After a few days to practice with the team and recuperate from the jet lag, Grant showed more of his skillset in the weekend home-and-home set with the New York Rangers.
Grant’s weekend ended with his first goal and assist as a Flyer in Sunday afternoon’s win, which was undoubtedly the highlight of his first few games. He also showed his defensive prowess in both games, which is what he’s more known for.
Let’s start with those two points on Sunday afternoon.
Grant’s first point came while shorthanded. After Michael Raffl knocked down Ryan Strome, Grant skillfully kicked the puck up to his stick and caught up to it up ice. He settled the puck on a two-on-one rush and made a nice pass to Raffl, who did the rest.
Then, three minutes and thirty seconds of game time later, he scored a goal of his own.
On his goal, he picked up a loose puck in the neutral zone and took advantage of some bad defensive positioning to skate in on Henrik Lundqvist. He made a move, Lundqvist bit, and Grant finished it off.
It was a good afternoon for Grant and the Flyers.
While Grant’s offensive ability was on display there, he showed more of his all-around game on Friday night. In his first game after having at least a full day in Philadelphia, he started off strong. On his very first shift, he got in deep to support Tyler Pitlick along the boards. He helped win the battle and then went to the front of the net, creating traffic for a point shot.
On his next shift, he got back to defend a Rangers’ 4-on-2 chance after being the trailer on a Flyers’ failed rush. He went down to a knee to block a pass, then stayed with it and got the puck to a teammate to clear the zone.
There are times when Grant looks like a third defenseman while the Flyers are in their own zone.
Later in the first period, Grant took away a potentially dangerous chance in the slot by poking the puck away, blocking the shot attempt, and passing to a winger to get the puck out of the zone.
It’s the little things that make a big difference in the long run.
He’s no stranger to defending the slot. In the second period, he went to a knee again to take away a passing lane, then tied up a man in front to neutralize a potentially dangerous chance.
Late in the third period, with the Flyers up 5-1, he was still defending the slot.
He got into the shooting lane and then picked off a cross-ice pass to clear the zone after Pitlick blocked the shot.
He does the little things in the offensive zone, too.
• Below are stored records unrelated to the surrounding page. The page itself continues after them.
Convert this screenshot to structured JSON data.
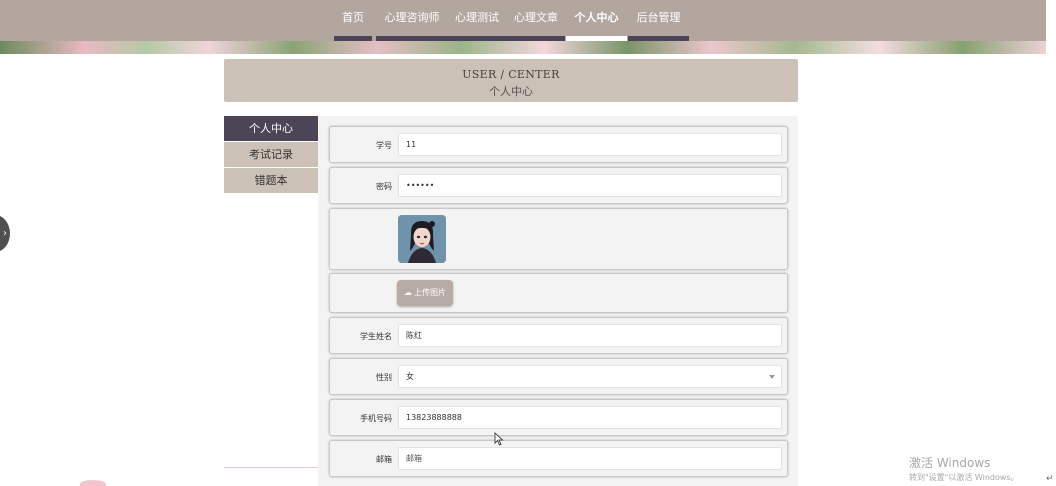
{
  "nav": {
    "items": [
      {
        "label": "首页"
      },
      {
        "label": "心理咨询师"
      },
      {
        "label": "心理测试"
      },
      {
        "label": "心理文章"
      },
      {
        "label": "个人中心"
      },
      {
        "label": "后台管理"
      }
    ],
    "active": "个人中心"
  },
  "heading": {
    "en": "USER / CENTER",
    "cn": "个人中心"
  },
  "side_menu": {
    "items": [
      {
        "label": "个人中心"
      },
      {
        "label": "考试记录"
      },
      {
        "label": "错题本"
      }
    ],
    "active": "个人中心"
  },
  "form": {
    "student_id": {
      "label": "学号",
      "value": "11"
    },
    "password": {
      "label": "密码",
      "value": "••••••"
    },
    "avatar": {
      "icon": "avatar-image"
    },
    "upload": {
      "label": "上传图片",
      "icon": "cloud-upload-icon"
    },
    "name": {
      "label": "学生姓名",
      "value": "陈红"
    },
    "gender": {
      "label": "性别",
      "value": "女"
    },
    "phone": {
      "label": "手机号码",
      "value": "13823888888"
    },
    "email": {
      "label": "邮箱",
      "placeholder": "邮箱"
    }
  },
  "watermark": {
    "title": "激活 Windows",
    "subtitle": "转到\"设置\"以激活 Windows。"
  },
  "colors": {
    "nav_bg": "#b3a69f",
    "heading_bg": "#cbc1b7",
    "side_active_bg": "#4c4558",
    "form_bg": "#f3f3f3"
  }
}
After winning a faceoff, he made a handful of plays to either keep the cycle alive, get in front for a chance, or set up a scoring chance. That resulted in nearly a minute in the offensive zone.
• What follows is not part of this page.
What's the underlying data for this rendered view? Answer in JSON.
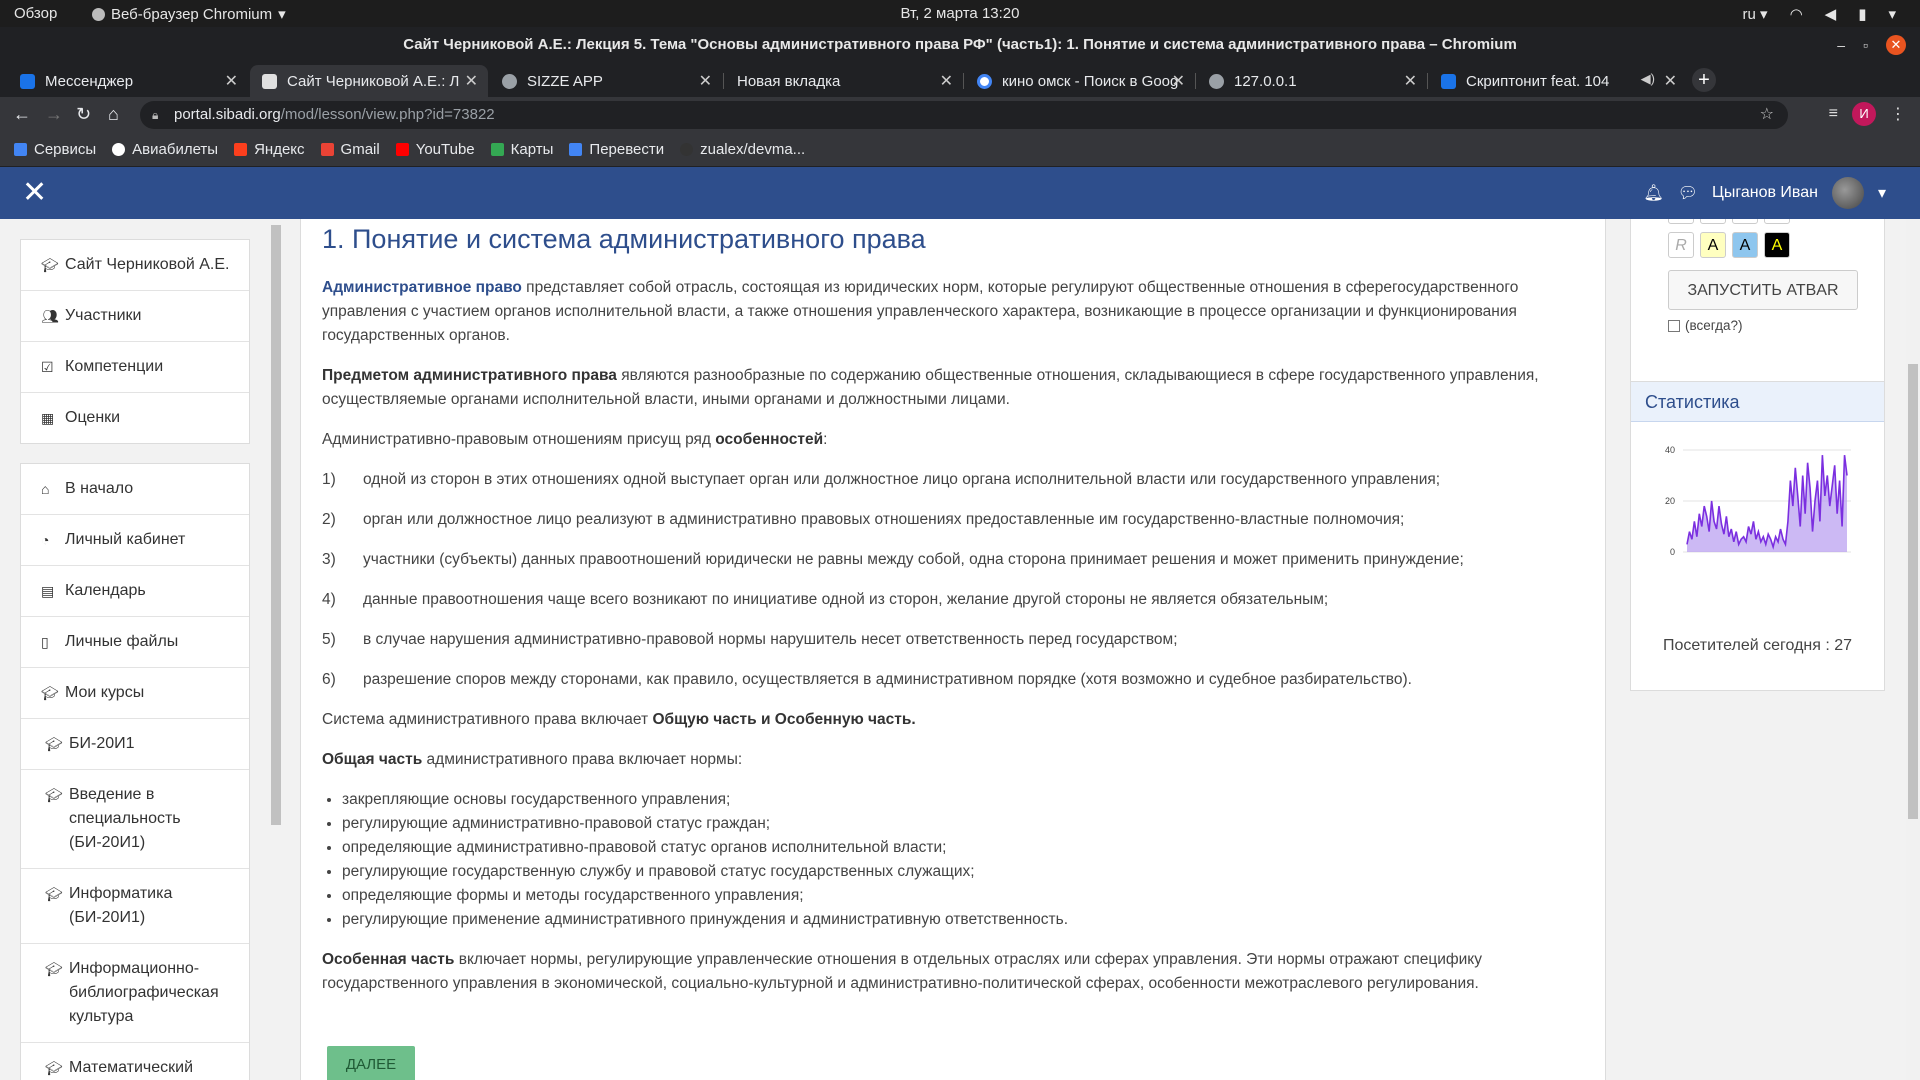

Grant has found some chemistry on the third line with James van Riemsdyk and Pitlick, and he’s been an important part of the penalty kill as well. He picked up that shorthanded assist and has also shown he’ll go all out to clear the zone.
Grant has played nearly four minutes (3:54) on the penalty kill so far, allowing three shot attempts and one shot on goal. Unfortunately, that shot ended up being a goal. But he has a shorthanded assist, so all is well so far.
Chuck Fletcher and the Flyers certainly didn’t make the flashy move at the deadline, but Grant was a good acquisition. He’s been solid so far and looks like he’ll be able to fit in for the rest of the year.
In an ideal world, Grant would probably be the fourth-line center, but he’s holding his own on the third line and showing promise for the stretch run.